Roozbeh Yazdi, ingénieur ayant travaillé sur le projet, décrit l’attachement de son équipe à cet ouvrage : « Nous avons travaillé dur pour assembler ces éléments, nous avons versé des larmes, nous avons transpiré à grosses gouttes. » Il ajoute : « Nous le considérions comme notre enfant, et nous étions très fiers de le voir grandir. »
Les larmes aux yeux, il fait face aux décombres d’un projet auquel il a consacré deux ans de sa vie professionnelle.
Trump revendique, Araghchi répond
Donald Trump n’a fourni aucune explication militaire sur le choix de cette cible. Il a revendiqué la frappe sur son réseau social Truth. « Le plus grand pont en Iran s’écroule et ne sera plus jamais utilisé », a-t-il publié sur Truth, vidéo du pont détruit à l’appui.
Dans un second message rédigé en lettres capitales, le président américain a lancé : « IL EST TEMPS POUR L’IRAN DE CONCLURE UN ACCORD AVANT QU’IL NE SOIT TROP TARD ET QU’IL NE RESTE PLUS RIEN DE CE QUI POURRAIT ENCORE DEVENIR UN GRAND PAYS. »
Le chef de la diplomatie iranienne, Abbas Araghchi, a répondu directement sur X : « Frapper des infrastructures civiles, y compris des ponts inachevés, ne poussera pas les Iraniens à se rendre. »
De son côté, l’ingénieur Hamed Zekri refuse de détailler davantage son état émotionnel. Il se dit « tellement attristé » par la destruction qu’il ne peut « plus en parler ». Mais il conclut sur une note de détermination : « Si Dieu le veut, nous le reconstruirons. »
Représailles envisagées, cibles identifiées
La destruction du pont B1 Iran bombardé a déclenché une réaction immédiate dans les médias proches du pouvoir iranien.
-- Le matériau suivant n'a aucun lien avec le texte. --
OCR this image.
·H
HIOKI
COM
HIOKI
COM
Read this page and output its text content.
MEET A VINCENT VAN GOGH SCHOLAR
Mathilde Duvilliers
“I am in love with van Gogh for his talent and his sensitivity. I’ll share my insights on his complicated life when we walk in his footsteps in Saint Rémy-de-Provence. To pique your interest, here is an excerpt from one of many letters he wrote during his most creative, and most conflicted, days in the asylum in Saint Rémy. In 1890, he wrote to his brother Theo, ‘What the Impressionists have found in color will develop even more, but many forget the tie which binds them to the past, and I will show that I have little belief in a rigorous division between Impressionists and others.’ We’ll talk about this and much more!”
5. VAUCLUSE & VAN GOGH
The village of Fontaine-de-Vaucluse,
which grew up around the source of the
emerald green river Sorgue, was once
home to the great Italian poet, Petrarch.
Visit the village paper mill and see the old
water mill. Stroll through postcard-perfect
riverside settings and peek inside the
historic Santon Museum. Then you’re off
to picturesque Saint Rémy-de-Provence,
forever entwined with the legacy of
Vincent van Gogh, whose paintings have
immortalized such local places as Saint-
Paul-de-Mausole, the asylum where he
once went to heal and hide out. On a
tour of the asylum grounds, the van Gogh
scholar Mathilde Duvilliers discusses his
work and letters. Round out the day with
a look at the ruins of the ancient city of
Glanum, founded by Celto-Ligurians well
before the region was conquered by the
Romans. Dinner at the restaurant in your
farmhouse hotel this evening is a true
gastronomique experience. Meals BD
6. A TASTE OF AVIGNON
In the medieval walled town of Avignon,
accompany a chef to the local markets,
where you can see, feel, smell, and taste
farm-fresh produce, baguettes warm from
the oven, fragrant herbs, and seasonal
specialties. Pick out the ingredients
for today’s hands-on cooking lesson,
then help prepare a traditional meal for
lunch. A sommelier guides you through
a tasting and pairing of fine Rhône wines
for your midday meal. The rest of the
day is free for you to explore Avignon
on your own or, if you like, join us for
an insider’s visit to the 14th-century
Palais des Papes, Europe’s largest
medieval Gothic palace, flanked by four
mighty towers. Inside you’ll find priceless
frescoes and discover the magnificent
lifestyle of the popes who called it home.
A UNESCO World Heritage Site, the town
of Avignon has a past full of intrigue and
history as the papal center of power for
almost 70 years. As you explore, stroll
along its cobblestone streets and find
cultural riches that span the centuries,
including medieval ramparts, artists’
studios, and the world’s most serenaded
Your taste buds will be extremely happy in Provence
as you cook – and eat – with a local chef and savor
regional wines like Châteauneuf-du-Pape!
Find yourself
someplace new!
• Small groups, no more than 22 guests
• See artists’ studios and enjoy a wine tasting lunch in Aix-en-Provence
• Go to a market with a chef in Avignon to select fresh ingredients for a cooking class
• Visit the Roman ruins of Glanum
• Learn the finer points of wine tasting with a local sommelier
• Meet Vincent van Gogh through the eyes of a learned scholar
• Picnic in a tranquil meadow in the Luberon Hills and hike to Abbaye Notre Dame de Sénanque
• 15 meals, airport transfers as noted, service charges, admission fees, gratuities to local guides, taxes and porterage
L’agence Fars a publié une liste de « ponts importants de la région susceptibles d’être la cible de représailles iraniennes ».
En tête figure le pont Cheikh Jaber Al-Ahmad Al-Sabah au Koweït, long de 36 kilomètres. La liste mentionne également le pont Roi Fahd, qui relie l’Arabie saoudite et Bahreïn sur 25 kilomètres.
Les autorités iraniennes n’ont formulé aucune annonce officielle de représailles.Mais la publication de cette liste par un organe de presse proche du régime signale une pression politique réelle. Les négociations entre Téhéran et Washington se poursuivent dans ce contexte tendu.